Она отворачивалась от его насмешливого взгляда.

— И все время меня не покидает мысль: в тебе зарыта какая-то злая собака. Знаю, ты выше меня, умней, и рядом с тобой я, наверное, кажусь просто девочкой…

— Милой и завернутой в одеяло, — уточнил он. Он все обыгрывал — так было легче.

— Но если бы тебя только боялись — тогда все ясно, но ведь тебя уважают!

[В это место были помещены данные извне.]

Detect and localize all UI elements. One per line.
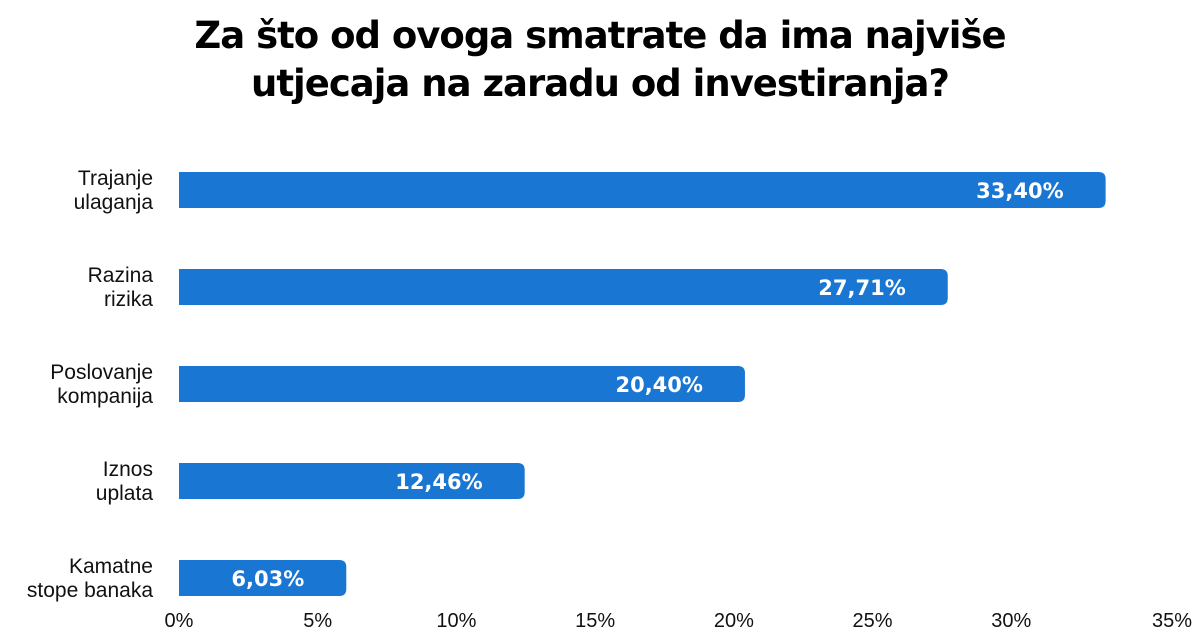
category-label-1-line-1: rizika [104, 288, 153, 311]
value-label-2: 20,40% [615, 373, 702, 397]
value-label-1: 27,71% [818, 276, 905, 300]
x-tick-label-3: 15% [575, 610, 615, 632]
category-label-3-line-1: uplata [96, 482, 154, 505]
x-tick-label-6: 30% [991, 610, 1031, 632]
category-label-4-line-1: stope banaka [27, 579, 153, 602]
category-label-3-line-0: Iznos [103, 458, 153, 481]
chart-title-line-1: Za što od ovoga smatrate da ima najviše [194, 14, 1006, 57]
bar-4 [179, 560, 347, 596]
x-tick-label-4: 20% [714, 610, 754, 632]
bar-0 [179, 172, 1106, 208]
category-label-2-line-0: Poslovanje [50, 361, 153, 384]
x-tick-label-2: 10% [436, 610, 476, 632]
value-label-3: 12,46% [395, 470, 482, 494]
category-label-1-line-0: Razina [88, 264, 154, 287]
x-tick-label-0: 0% [165, 610, 194, 632]
category-label-0-line-0: Trajanje [78, 167, 153, 190]
x-tick-label-7: 35% [1152, 610, 1192, 632]
chart-title: Za što od ovoga smatrate da ima najviše … [0, 12, 1200, 108]
category-label-0-line-1: ulaganja [74, 191, 154, 214]
x-tick-label-5: 25% [853, 610, 893, 632]
bar-1 [179, 269, 948, 305]
category-label-2-line-1: kompanija [57, 385, 153, 408]
bar-2 [179, 366, 745, 402]
x-tick-label-1: 5% [303, 610, 332, 632]
value-label-4: 6,03% [231, 567, 304, 591]
bar-3 [179, 463, 525, 499]
chart-title-line-2: utjecaja na zaradu od investiranja? [251, 62, 950, 105]
value-label-0: 33,40% [976, 179, 1063, 203]
category-label-4-line-0: Kamatne [69, 555, 153, 578]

— Значит, зарыта и добрая собака! А?

Он поймал ее взгляд.

— Но что-то есть в тебе такое… Вот даже сегодня — ты позвонил, я согласилась. Повесила трубку, думаю: «Хорошо, поеду!» Но вышла из автобуса, увидела тебя у памятника и защемило, потому что сразу увидела этакую спокойную уверенность в собственном превосходстве. Ты опасный! И не потому, что можешь в любую минуту сказать что-то, чего я не пойму, и мне будет стыдно, — это все ерунда, другое — вот даже сейчас — ты шел, дурачился, а я знала, что где-то ты другой — суровый, зоркий и все время следишь.

— За собой следил, лапушка, за поведением своего желудка. — Он засмеялся и заглянул ей в глаза.

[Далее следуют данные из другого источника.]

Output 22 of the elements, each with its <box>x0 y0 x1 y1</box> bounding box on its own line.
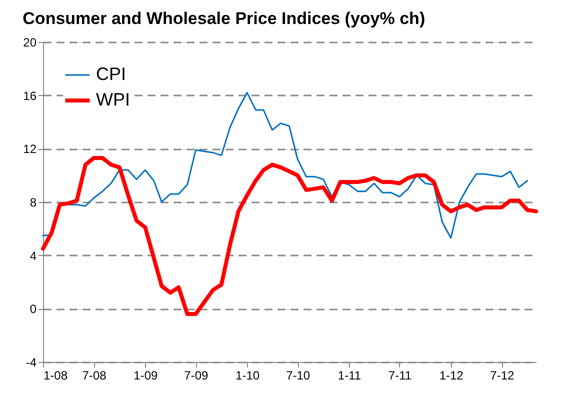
chart-title: Consumer and Wholesale Price Indices (yoy% ch) <box>22 9 426 28</box>
line-series <box>42 92 528 239</box>
y-tick-label: 0 <box>30 302 37 316</box>
y-tick-label: -4 <box>26 356 37 370</box>
x-tick-label: 1-09 <box>134 368 158 382</box>
legend-label: CPI <box>96 64 126 84</box>
x-tick-label: 1-08 <box>44 368 68 382</box>
legend-label: WPI <box>96 90 130 110</box>
x-tick-label: 7-12 <box>490 368 514 382</box>
line-series <box>41 156 538 316</box>
y-tick-label: 4 <box>30 248 37 263</box>
y-tick-label: 8 <box>30 196 37 210</box>
x-tick-label: 1-11 <box>338 368 362 382</box>
y-tick-label: 16 <box>23 88 37 103</box>
y-tick-label: 12 <box>23 142 37 156</box>
x-tick-label: 7-09 <box>184 368 209 382</box>
x-tick-label: 7-10 <box>286 368 310 382</box>
x-tick-label: 1-12 <box>439 368 464 382</box>
x-tick-label: 7-11 <box>388 368 412 382</box>
x-tick-label: 1-10 <box>236 368 260 382</box>
y-tick-label: 20 <box>23 36 37 50</box>
x-tick-label: 7-08 <box>82 368 107 382</box>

Он уже любил, когда она улыбалась, но не меньше — когда она вот так рассуждает, словно все спокойно раскладывает по местам на своем столе.

— Хорошо, что ты так говоришь, — сказал он. — Значит, уже не боишься. Да и что меня бояться, девочка? — Он отбросил в сторону сигарету. — И брось ты эту предвзятость, что я все знаю, все могу и тремя словами кладу любого на лопатки. Это все выдумали твои милые друзья-шалопаи. — Он снова достал сигарету. — Пижоны!.. А страху я нагнал на них потому, что занимаются не тем. И интеллектуалы — точат лясы и сдают сессии по шпорам! И вообще я не люблю компаний, не люблю людей, которым делать нечего. — Он помял сигарету. — Понимаешь, девочка, наука, искусство и вообще мысль двигаются не в ваших дымных компаниях, где много трепотни, дрыганья и книг по стенам, на полках. Развлекаетесь, снобствуете, а служенье муз не терпит суеты… Творцы сидят по своим углам. А у вас там только красиво болтают. Болтают об искусстве, но не двигают его, болтают о поэзии и читают плохие стихи, болтают о науке, а она идет где-то за стеной в ночи и прикуривает под фонарем. — Он закурил. — Знаю я эти компании! — Он раздраженно бросил спичку. — Там все — потребители. Всё от жизни и ничего — ей!

Осенний парк был хорош. На дорожке под ногами шуршали листья. Воздух свеж.

Она шла задумчивая, прислушивающаяся.

— Ты завтракал? — вдруг спросила она.

Он понял и покраснел.

— Так, стакан чая и бутерброд с сыром — «завтрак аристократа». — И вздохнул. — Утром не хочется есть, а потом было не до этого.

Шел, слушая шаги, и болезненно морщился.

— Значит, сегодня говеешь, — сказала она. — Великий пост. — И достала из кармана сверток. Развернула, протянула ему.

— Ну что ты? — Он удивился.

— Бери, бери! Я это так, на всякий случай. Не знала, куда завезешь.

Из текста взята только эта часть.